OCdt A. Lopez-Espinosa 

One of the most iconic images of the Roman Empire is that of the Roman soldier; a visual representation of the Empire’s power and its willingness to exercise it. Curiously, the popular image of the Roman soldier is not entirely accurate, in that the idealized image that most hold is singular and constant in nature, yet the Roman army was anything but, undergoing many changes in equipment and composition throughout the reign of ancient Rome. In fact, few things remained the same as the years went on; save for the Roman army’s tradition of discipline and order, the adoption of new tactics and organizational structures was a defining feature of the Roman military, and here lies the source of the Roman army’s superiority.[1] The Roman army’s power came from its adaptability, which allowed it to react to new challenges presented by opponents, and from its tradition of strict discipline, which resulted in better trained forces with increased tactical and strategic capabilities. The effects of these factors can be seen in the many campaigns in which Rome’s forces participated, with the Romans adapting their equipment, tactics, and formations, and adopting those of its enemies, along with their great discipline being important contributors to their success.[2]

In Considerations on the Causes of the Greatness of the Romans and Their Decline, Montesquieu states that, “the circumstance which contributed most to render the Romans masters of the world was, that having contended successively against all nations, they invariably renounced their own usages as soon as they found better” (20), thus effectively identifying one of the Roman army’s primary sources of power.[3]

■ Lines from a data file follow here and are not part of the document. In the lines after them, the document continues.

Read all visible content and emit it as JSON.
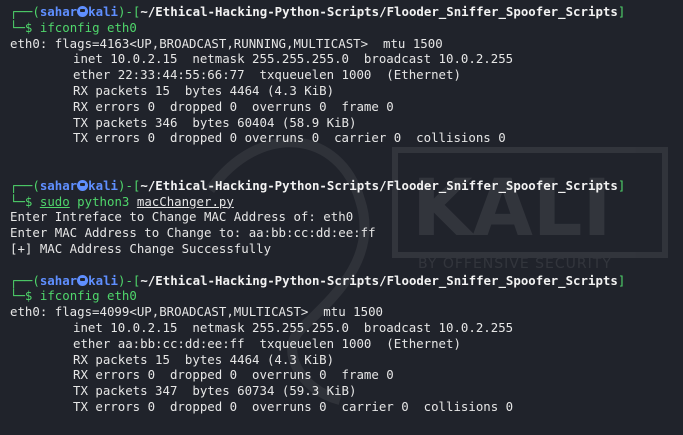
{
  "prompt": {
    "open": "┌──(",
    "user": "sahar",
    "host": "kali",
    "mid": ")-[",
    "path": "~/Ethical-Hacking-Python-Scripts/Flooder_Sniffer_Spoofer_Scripts",
    "close": "]",
    "arrow": "└─$"
  },
  "watermark": {
    "logo_text": "KALI",
    "tagline": "BY OFFENSIVE SECURITY"
  },
  "block1": {
    "command": "ifconfig eth0",
    "lines": [
      "eth0: flags=4163<UP,BROADCAST,RUNNING,MULTICAST>  mtu 1500",
      "inet 10.0.2.15  netmask 255.255.255.0  broadcast 10.0.2.255",
      "ether 22:33:44:55:66:77  txqueuelen 1000  (Ethernet)",
      "RX packets 15  bytes 4464 (4.3 KiB)",
      "RX errors 0  dropped 0  overruns 0  frame 0",
      "TX packets 346  bytes 60404 (58.9 KiB)",
      "TX errors 0  dropped 0 overruns 0  carrier 0  collisions 0"
    ]
  },
  "block2": {
    "cmd_sudo": "sudo",
    "cmd_prog": "python3",
    "cmd_file": "macChanger.py",
    "lines": [
      "Enter Intreface to Change MAC Address of: eth0",
      "Enter MAC Address to Change to: aa:bb:cc:dd:ee:ff",
      "[+] MAC Address Change Successfully"
    ]
  },
  "block3": {
    "command": "ifconfig eth0",
    "lines": [
      "eth0: flags=4099<UP,BROADCAST,MULTICAST>  mtu 1500",
      "inet 10.0.2.15  netmask 255.255.255.0  broadcast 10.0.2.255",
      "ether aa:bb:cc:dd:ee:ff  txqueuelen 1000  (Ethernet)",
      "RX packets 15  bytes 4464 (4.3 KiB)",
      "RX errors 0  dropped 0  overruns 0  frame 0",
      "TX packets 347  bytes 60734 (59.3 KiB)",
      "TX errors 0  dropped 0  overruns 0  carrier 0  collisions 0"
    ]
  },
  "colors": {
    "background": "#20232b",
    "prompt_blue": "#5f8fff",
    "command_green": "#4fd66b"
  }
}
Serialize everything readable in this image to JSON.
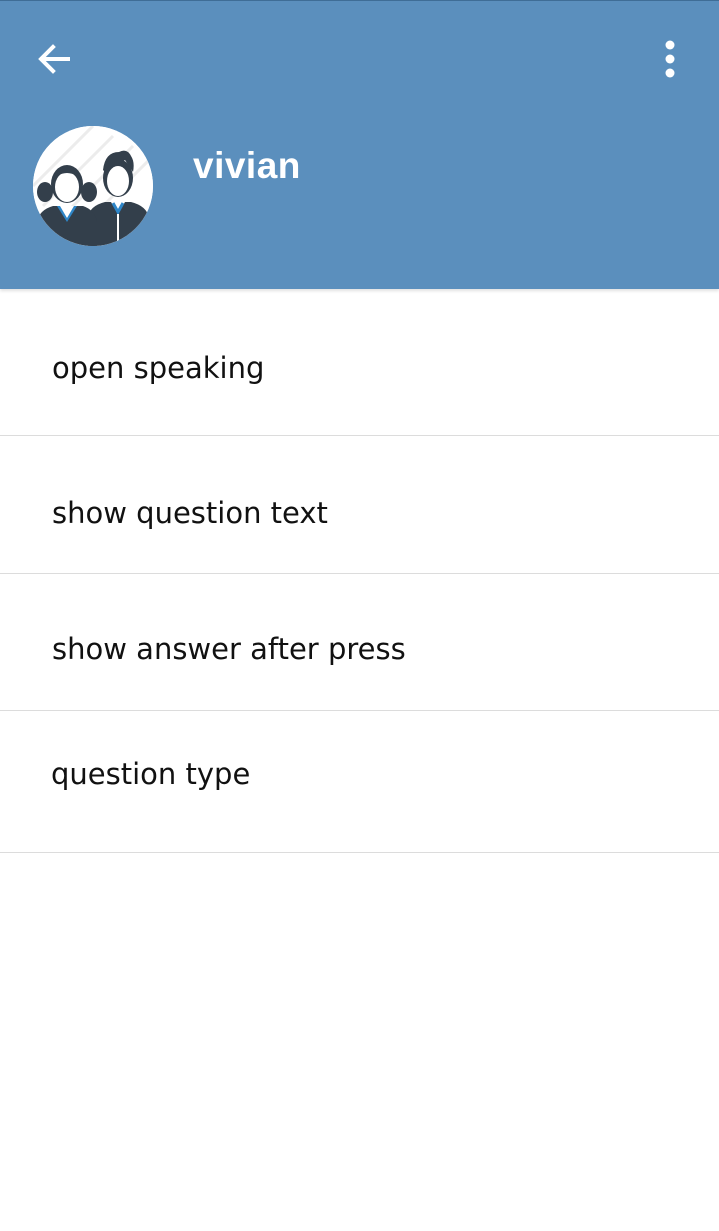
{
  "colors": {
    "header_background": "#5b8fbd",
    "header_text": "#ffffff",
    "list_text": "#111111",
    "divider": "#dcdcdc"
  },
  "header": {
    "back_icon": "arrow-left-icon",
    "menu_icon": "more-vert-icon",
    "avatar_icon": "students-avatar-icon",
    "name": "vivian"
  },
  "settings": {
    "items": [
      {
        "label": "open speaking"
      },
      {
        "label": "show question text"
      },
      {
        "label": "show answer after press"
      },
      {
        "label": "question type"
      }
    ]
  }
}
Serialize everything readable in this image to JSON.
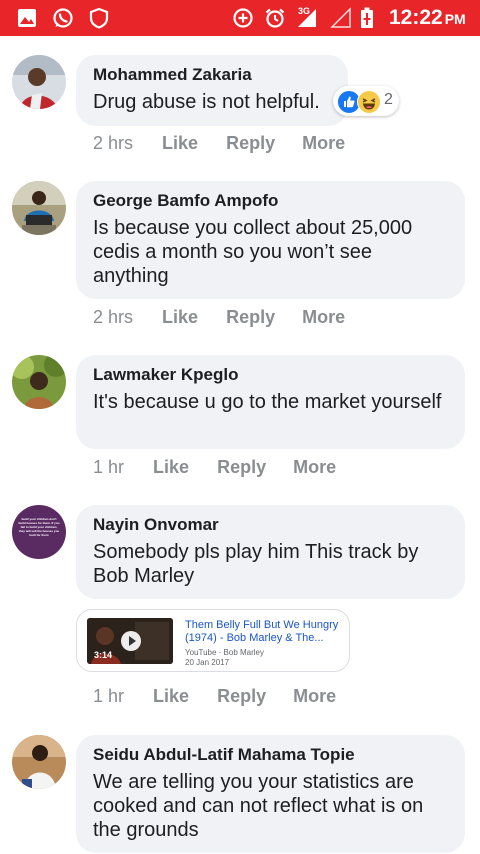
{
  "status_bar": {
    "time": "12:22",
    "ampm": "PM",
    "network": "3G",
    "left_icons": [
      "gallery-icon",
      "whatsapp-icon",
      "shield-icon"
    ],
    "right_icons": [
      "data-saver-icon",
      "alarm-icon",
      "signal-icon",
      "signal-empty-icon",
      "battery-charging-icon"
    ],
    "bar_color": "#e8262a"
  },
  "comments": [
    {
      "author": "Mohammed Zakaria",
      "text": "Drug abuse is not helpful.",
      "time": "2 hrs",
      "reactions": {
        "types": [
          "like-icon",
          "haha-icon"
        ],
        "count": "2"
      },
      "actions": {
        "like": "Like",
        "reply": "Reply",
        "more": "More"
      }
    },
    {
      "author": "George Bamfo Ampofo",
      "text": "Is because you collect about 25,000 cedis a month so you won’t see anything",
      "time": "2 hrs",
      "actions": {
        "like": "Like",
        "reply": "Reply",
        "more": "More"
      }
    },
    {
      "author": "Lawmaker Kpeglo",
      "text": "It's because u go to the market yourself",
      "time": "1 hr",
      "actions": {
        "like": "Like",
        "reply": "Reply",
        "more": "More"
      }
    },
    {
      "author": "Nayin Onvomar",
      "text": "Somebody pls play him This track by Bob Marley",
      "time": "1 hr",
      "avatar_text": "build your children don't build houses for them. If you fail to build your children, they will sell the houses you built for them",
      "link": {
        "title": "Them Belly Full But We Hungry (1974) - Bob Marley & The...",
        "source": "YouTube · Bob Marley",
        "date": "20 Jan 2017",
        "duration": "3:14"
      },
      "actions": {
        "like": "Like",
        "reply": "Reply",
        "more": "More"
      }
    },
    {
      "author": "Seidu Abdul-Latif Mahama Topie",
      "text": "We are telling you your statistics are cooked and can not reflect what is on the grounds"
    }
  ],
  "colors": {
    "bubble": "#f0f2f5",
    "meta_text": "#8a8d91",
    "link_title": "#1a55c9",
    "like_blue": "#1877f2"
  }
}
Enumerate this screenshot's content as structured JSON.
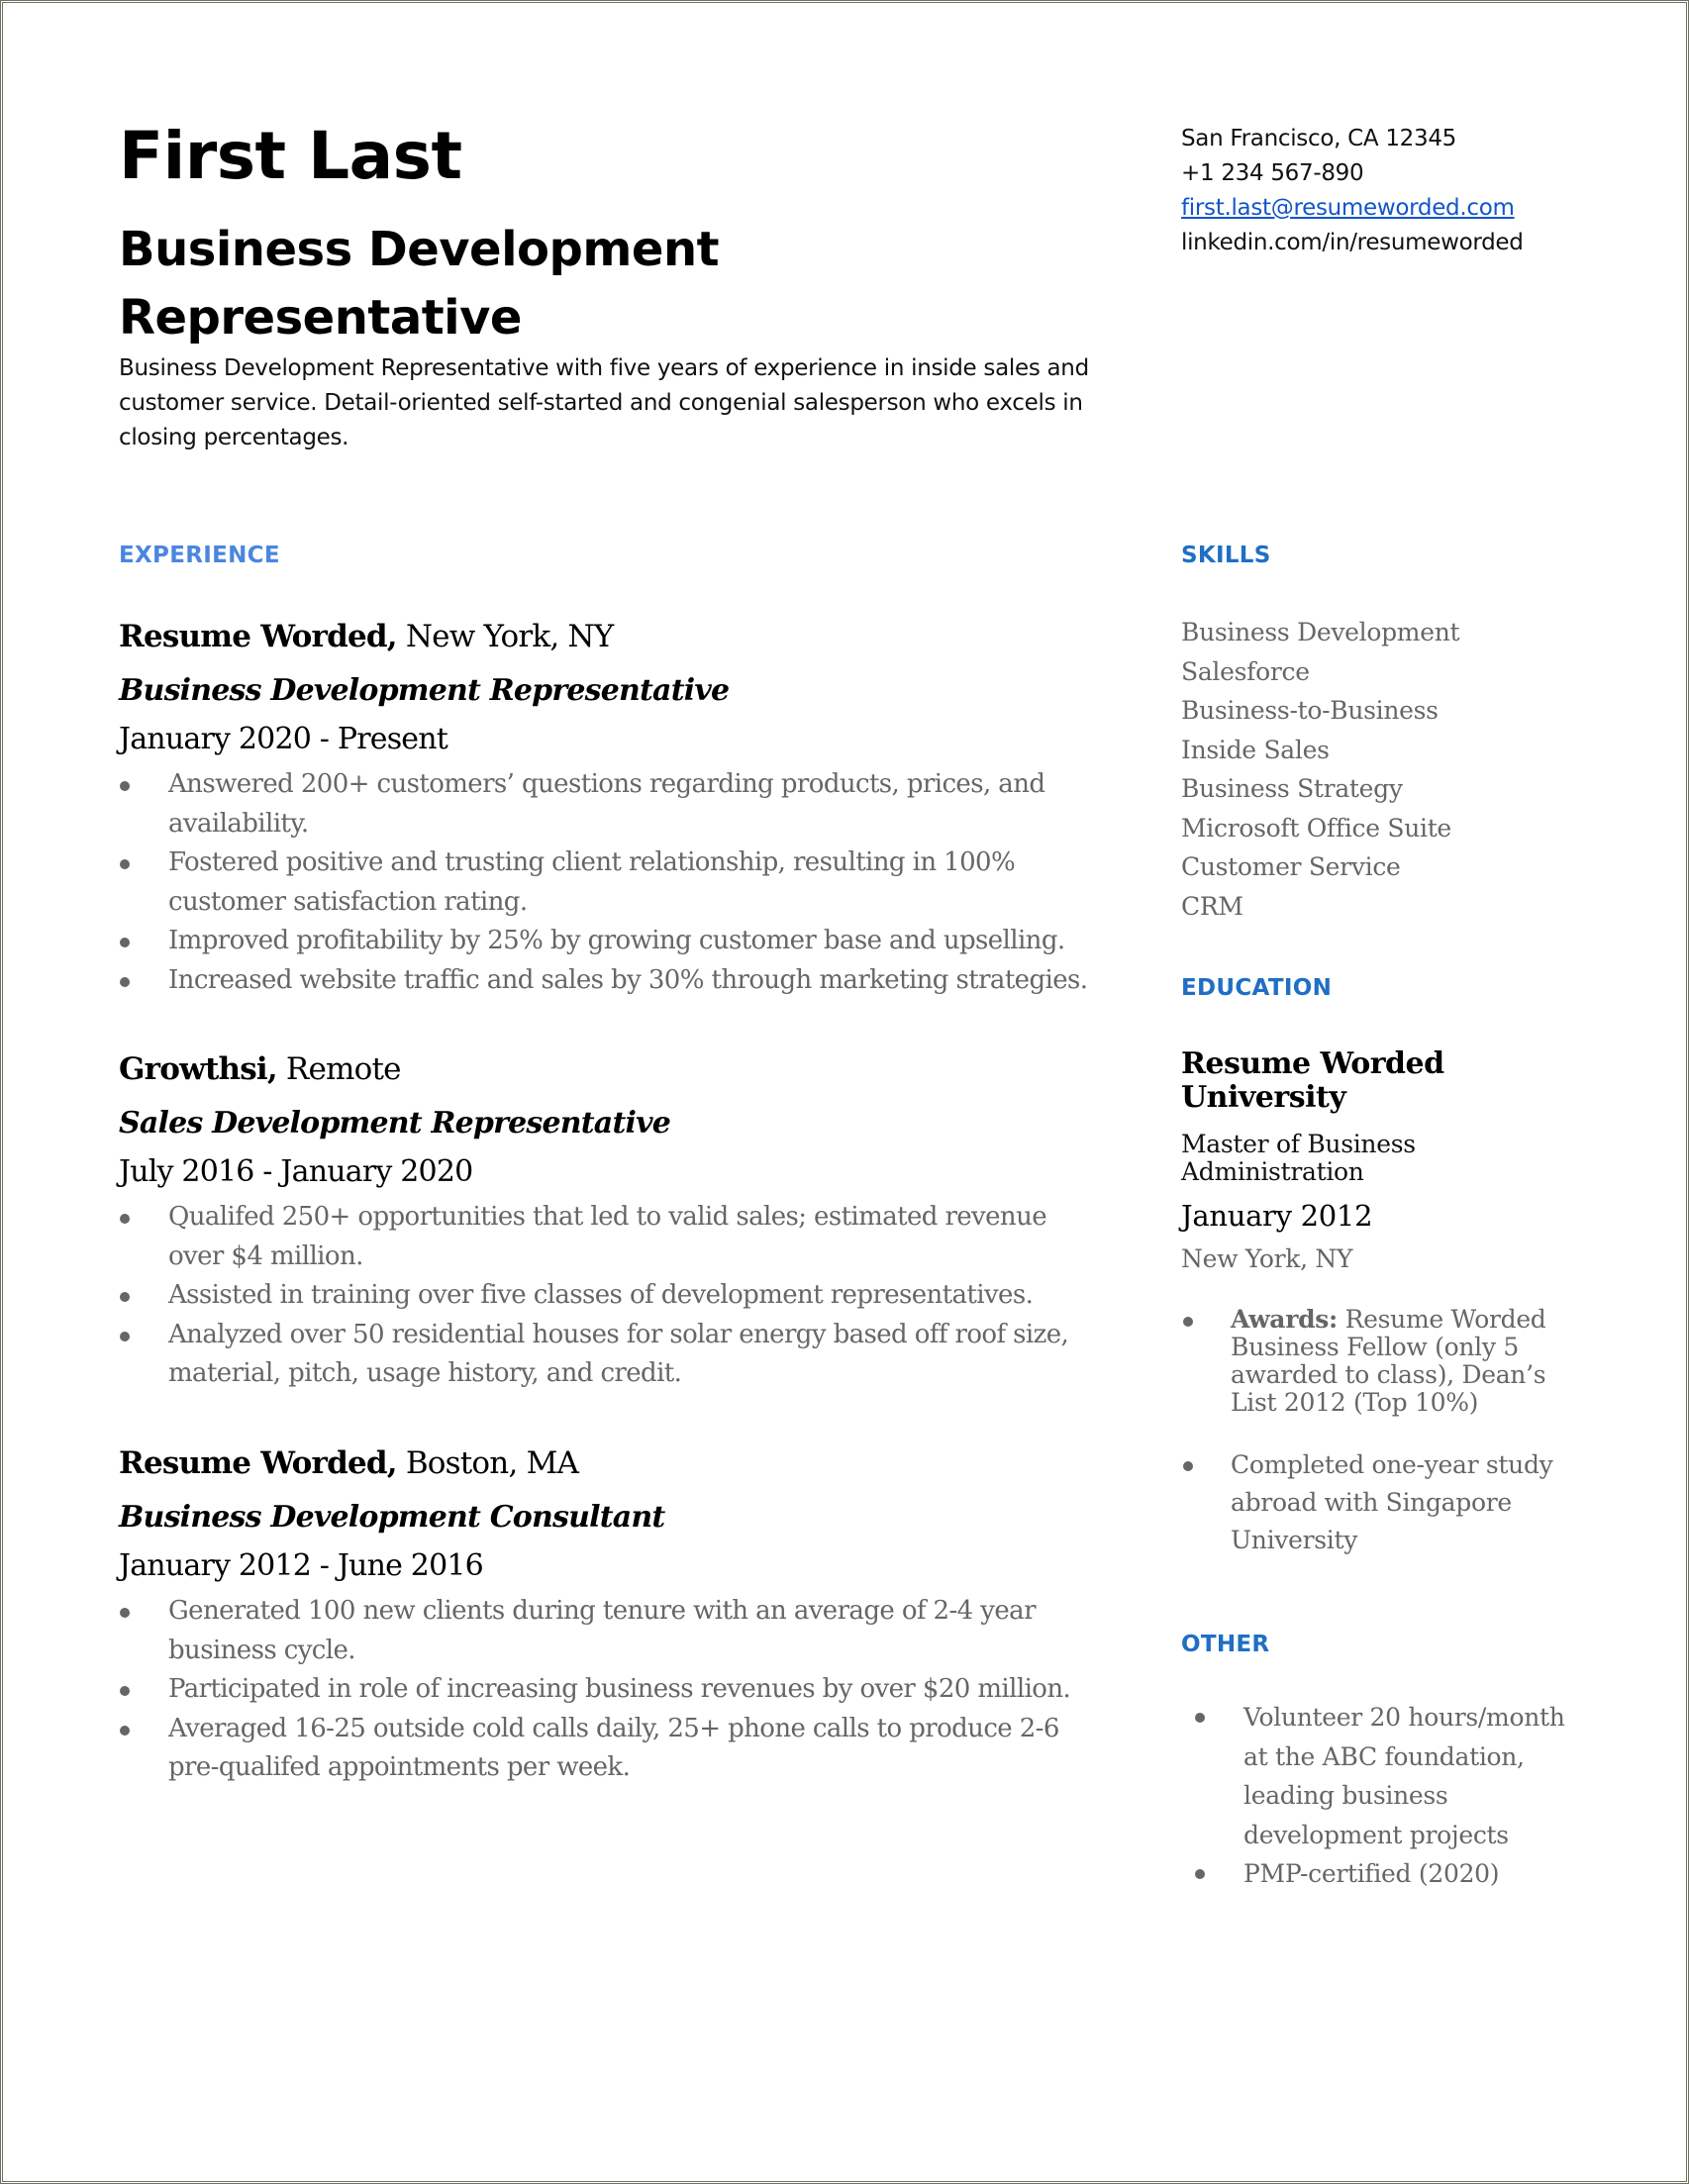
{
  "header": {
    "name": "First Last",
    "headline": "Business Development Representative",
    "summary": "Business Development Representative with five years of experience in inside sales and customer service. Detail-oriented self-started and congenial salesperson who excels in closing percentages."
  },
  "contact": {
    "location": "San Francisco, CA 12345",
    "phone": "+1 234 567-890",
    "email": "first.last@resumeworded.com",
    "linkedin": "linkedin.com/in/resumeworded"
  },
  "colors": {
    "experience_heading": "#4a86e0",
    "sidebar_heading": "#1f6fc4",
    "link": "#1155cc",
    "muted_text": "#666666"
  },
  "experience": {
    "heading": "EXPERIENCE",
    "jobs": [
      {
        "company": "Resume Worded,",
        "location": " New York, NY",
        "title": "Business Development Representative",
        "dates": "January 2020 - Present",
        "bullets": [
          "Answered 200+ customers’ questions regarding products, prices, and availability.",
          "Fostered positive and trusting client relationship, resulting in 100% customer satisfaction rating.",
          "Improved profitability by 25% by growing customer base and upselling.",
          "Increased website traffic and sales by 30% through marketing strategies."
        ]
      },
      {
        "company": "Growthsi,",
        "location": " Remote",
        "title": "Sales Development Representative",
        "dates": "July 2016 - January 2020",
        "bullets": [
          "Qualifed 250+ opportunities that led to valid sales; estimated revenue over $4 million.",
          "Assisted in training over five classes of development representatives.",
          "Analyzed over 50 residential houses for solar energy based off roof size, material, pitch, usage history, and credit."
        ]
      },
      {
        "company": "Resume Worded,",
        "location": " Boston, MA",
        "title": "Business Development Consultant",
        "dates": "January 2012 - June 2016",
        "bullets": [
          "Generated 100 new clients during tenure with an average of 2-4 year business cycle.",
          "Participated in role of increasing business revenues by over $20 million.",
          "Averaged 16-25 outside cold calls daily, 25+ phone calls to produce 2-6 pre-qualifed appointments per week."
        ]
      }
    ]
  },
  "skills": {
    "heading": "SKILLS",
    "items": [
      "Business Development",
      "Salesforce",
      "Business-to-Business",
      "Inside Sales",
      "Business Strategy",
      "Microsoft Office Suite",
      "Customer Service",
      "CRM"
    ]
  },
  "education": {
    "heading": "EDUCATION",
    "school": "Resume Worded University",
    "degree": "Master of Business Administration",
    "date": "January 2012",
    "location": "New York, NY",
    "bullets": [
      {
        "label": "Awards:",
        "text": " Resume Worded Business Fellow (only 5 awarded to class), Dean’s List 2012 (Top 10%)"
      },
      {
        "label": "",
        "text": "Completed one-year study abroad with Singapore University"
      }
    ]
  },
  "other": {
    "heading": "OTHER",
    "items": [
      "Volunteer 20 hours/month at the ABC foundation, leading business development projects",
      "PMP-certified (2020)"
    ]
  }
}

Unlike many of the armies of the time, the Roman’s had no qualms about changing their own practices in order to more effectively combat an enemy, or to even adopt those of other nations that they deemed to be effective. This made it so that the Roman army became not just more experienced with every encounter, but better in any number of practical ways, with changes to their own methods and adoption of enemy tactics and equipment. Ultimately, the Roman’s military might was so great because it was composed of the strengths of every nation they had defeated. This virtue of adaptability was seen in some of its earliest examples with Romulus adopting the Sabines’ buckler, which was larger and therefore provided more protection than the Argive buckler that he previously used.[4] While to the modern reader this may seem far from a revolutionary idea, it was at the time, and as such conceded an exceptional advantage to the Romans. As remarked by Montesquieu and translated in A Treatise on the Science of War and Fortification, “It is remarkable, that the nations vanquished by the Romans never inquired into the causes of their repeated defeats; but persevered in the use of their weapons and institutions to the last moment of their political existence” (O’Connor, 71).[5] Clearly, this doctrine of assimilation and adaptation was fairly unique for its time, and thereby allowed the Roman Legions to continuously evolve, with new tactics, equipment, and training.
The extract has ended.